Vorrei chiedere al governo Meloni: sarebbe questo il nostro modello di “Made in Italy”? Padroni dell’indotto automotive spregiudicati e opachi, rapaci e incapaci di assumersi responsabilità? Un monoproduttore pirata che tratta tutta la filiera e il nostro Paese come una zavorra e i suoi interlocutori come utili idioti a cui raccontare favole? Imprese che, temendo la forza dei sindacati, ingannano i lavoratori e gettano centinaia di famiglie in mezzo alla strada dall’oggi al domani? Il governo dei sovranisti, dei patrioti sta difendendo tutto ciò?

Oggi siamo di nuovo davanti allo stesso tragico rischio del luglio 2021. Nel mese di ottobre la Sottosegretaria Fausta Bergamotto, per ben due volte, ha screditato il piano di reindustrializzazione di Gkn negando di conoscerlo.

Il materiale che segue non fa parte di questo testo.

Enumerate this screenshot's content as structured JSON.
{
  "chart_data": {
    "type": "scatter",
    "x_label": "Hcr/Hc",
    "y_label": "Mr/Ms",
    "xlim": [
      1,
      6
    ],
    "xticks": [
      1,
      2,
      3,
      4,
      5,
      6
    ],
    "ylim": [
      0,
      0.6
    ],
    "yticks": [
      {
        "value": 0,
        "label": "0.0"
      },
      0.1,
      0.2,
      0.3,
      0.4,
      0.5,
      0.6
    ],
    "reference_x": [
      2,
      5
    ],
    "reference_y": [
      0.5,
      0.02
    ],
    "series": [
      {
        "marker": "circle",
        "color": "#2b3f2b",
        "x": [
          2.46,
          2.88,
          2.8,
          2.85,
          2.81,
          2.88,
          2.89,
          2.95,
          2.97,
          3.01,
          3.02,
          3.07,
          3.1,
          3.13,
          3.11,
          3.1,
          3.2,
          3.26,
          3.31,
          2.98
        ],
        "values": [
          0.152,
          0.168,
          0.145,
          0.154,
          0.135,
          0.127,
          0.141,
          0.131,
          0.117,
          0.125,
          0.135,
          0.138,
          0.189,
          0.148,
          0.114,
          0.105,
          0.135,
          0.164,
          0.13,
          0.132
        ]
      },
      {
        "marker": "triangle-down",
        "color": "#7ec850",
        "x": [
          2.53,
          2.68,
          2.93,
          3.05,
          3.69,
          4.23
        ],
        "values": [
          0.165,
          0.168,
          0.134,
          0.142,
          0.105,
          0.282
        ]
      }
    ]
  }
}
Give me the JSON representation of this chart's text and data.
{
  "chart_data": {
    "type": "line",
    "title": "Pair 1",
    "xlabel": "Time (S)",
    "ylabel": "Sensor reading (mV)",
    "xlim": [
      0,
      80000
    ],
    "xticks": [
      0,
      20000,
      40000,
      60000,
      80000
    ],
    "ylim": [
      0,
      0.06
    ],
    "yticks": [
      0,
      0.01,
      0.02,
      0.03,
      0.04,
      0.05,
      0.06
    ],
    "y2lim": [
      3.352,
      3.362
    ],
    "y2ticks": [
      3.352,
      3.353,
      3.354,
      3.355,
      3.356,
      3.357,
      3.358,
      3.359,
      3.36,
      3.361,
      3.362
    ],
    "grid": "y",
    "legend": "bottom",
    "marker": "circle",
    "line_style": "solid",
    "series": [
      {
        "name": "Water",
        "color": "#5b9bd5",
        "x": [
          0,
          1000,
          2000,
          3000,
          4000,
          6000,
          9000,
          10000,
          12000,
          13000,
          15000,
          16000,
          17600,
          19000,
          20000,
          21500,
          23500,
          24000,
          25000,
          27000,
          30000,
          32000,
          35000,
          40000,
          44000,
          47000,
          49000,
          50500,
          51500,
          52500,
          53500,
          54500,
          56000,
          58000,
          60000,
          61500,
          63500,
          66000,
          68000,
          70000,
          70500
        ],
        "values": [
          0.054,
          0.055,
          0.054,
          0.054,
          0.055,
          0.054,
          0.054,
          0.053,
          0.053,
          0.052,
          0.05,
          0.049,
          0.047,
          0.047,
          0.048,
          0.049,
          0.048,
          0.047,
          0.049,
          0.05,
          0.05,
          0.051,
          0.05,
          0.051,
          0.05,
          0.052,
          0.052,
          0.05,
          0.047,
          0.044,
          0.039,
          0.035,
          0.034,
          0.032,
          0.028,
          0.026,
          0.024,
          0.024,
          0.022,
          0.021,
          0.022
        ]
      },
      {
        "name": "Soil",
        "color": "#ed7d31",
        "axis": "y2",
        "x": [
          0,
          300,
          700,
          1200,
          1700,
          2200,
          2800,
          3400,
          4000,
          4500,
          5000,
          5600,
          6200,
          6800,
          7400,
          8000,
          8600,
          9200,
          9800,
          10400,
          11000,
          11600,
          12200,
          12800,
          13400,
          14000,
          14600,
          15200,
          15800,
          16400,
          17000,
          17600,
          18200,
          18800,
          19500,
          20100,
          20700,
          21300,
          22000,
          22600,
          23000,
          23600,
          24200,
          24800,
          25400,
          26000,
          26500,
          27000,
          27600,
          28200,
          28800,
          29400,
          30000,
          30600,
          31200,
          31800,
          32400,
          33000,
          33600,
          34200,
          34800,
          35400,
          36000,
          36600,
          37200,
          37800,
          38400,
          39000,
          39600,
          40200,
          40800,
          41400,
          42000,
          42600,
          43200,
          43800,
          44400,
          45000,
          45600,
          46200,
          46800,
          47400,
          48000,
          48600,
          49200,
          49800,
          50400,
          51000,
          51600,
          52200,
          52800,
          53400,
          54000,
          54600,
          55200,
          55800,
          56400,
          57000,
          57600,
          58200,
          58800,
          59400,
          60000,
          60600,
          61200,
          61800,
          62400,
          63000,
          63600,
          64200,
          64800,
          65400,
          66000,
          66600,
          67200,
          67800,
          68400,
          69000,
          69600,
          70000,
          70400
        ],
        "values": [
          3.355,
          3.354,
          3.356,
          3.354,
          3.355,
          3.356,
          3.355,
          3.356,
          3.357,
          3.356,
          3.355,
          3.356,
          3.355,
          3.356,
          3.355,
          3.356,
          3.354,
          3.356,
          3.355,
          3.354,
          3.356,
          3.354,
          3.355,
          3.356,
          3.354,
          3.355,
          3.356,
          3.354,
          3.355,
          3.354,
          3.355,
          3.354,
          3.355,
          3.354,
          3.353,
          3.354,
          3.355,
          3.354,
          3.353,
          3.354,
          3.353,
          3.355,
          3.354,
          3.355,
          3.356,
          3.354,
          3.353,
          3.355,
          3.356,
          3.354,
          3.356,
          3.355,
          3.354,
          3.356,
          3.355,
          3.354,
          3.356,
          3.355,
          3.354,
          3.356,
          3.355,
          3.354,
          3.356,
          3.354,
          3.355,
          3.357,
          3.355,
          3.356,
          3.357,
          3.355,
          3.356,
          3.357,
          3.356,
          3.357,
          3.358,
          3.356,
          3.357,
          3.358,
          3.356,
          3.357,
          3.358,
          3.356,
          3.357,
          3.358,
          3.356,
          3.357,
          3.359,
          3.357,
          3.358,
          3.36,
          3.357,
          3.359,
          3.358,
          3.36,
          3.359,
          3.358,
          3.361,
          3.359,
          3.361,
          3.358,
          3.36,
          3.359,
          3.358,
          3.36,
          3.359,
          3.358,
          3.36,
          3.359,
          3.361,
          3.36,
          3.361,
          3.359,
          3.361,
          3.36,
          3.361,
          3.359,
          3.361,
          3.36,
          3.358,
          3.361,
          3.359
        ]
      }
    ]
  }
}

In assenza di aiuti e sostegno, i lavoratori hanno prodotto un piano industriale consultabile e documentato da incontri istituzionali, ma il governo, che avrebbe dovuto ringraziarli per aver lavorato al suo posto, li ha messi sotto esame. E, senza un intervento pubblico e una politica industriale pubblica, sarà chiaro che a quel progetto si preferiscono la cementificazione e la speculazione immobiliare sul territorio.

Bergamotto ha invitato a sgomberare la fabbrica, riportare “tranquillità” e “legalità”. Che cosa farà quando l’azienda sarà vuota? Darà un party o si godrà quel silenzio? Perché su questa vicenda non è emerso solo il disegno confezionato da Gkn e Melrose e condiviso da Stellantis.

Le variazioni societarie sullo stabilimento fanno pensare a una pura operazione immobiliare: la società che detiene interamente le quote dell’ex Gkn, la Pvar, è controllata al 50% da Toscana Industry srl, controllata al 100% da una fiduciaria del Monte dei Paschi di Siena, controllato a sua volta per il 64% dallo Stato. Oggetto sociale di Toscana Industry e Pvar: “l’acquisto, la vendita, la permuta, la costruzione, la ristrutturazione, la gestione di beni immobili”. Francesco Borgomeo, attuale proprietario di Gkn, ha un’altra società, la Saxa Gres, con conti in grande difficoltà, fra i cui azionisti compare Gaetano Caputi, Capo di Gabinetto della Presidente Meloni.

Il governo dovrà prima o poi rispondere di queste “relazioni pericolose”, del rifiuto di chiedere un tavolo di crisi e della sua complicità a un inverno post-industriale che è già alle porte.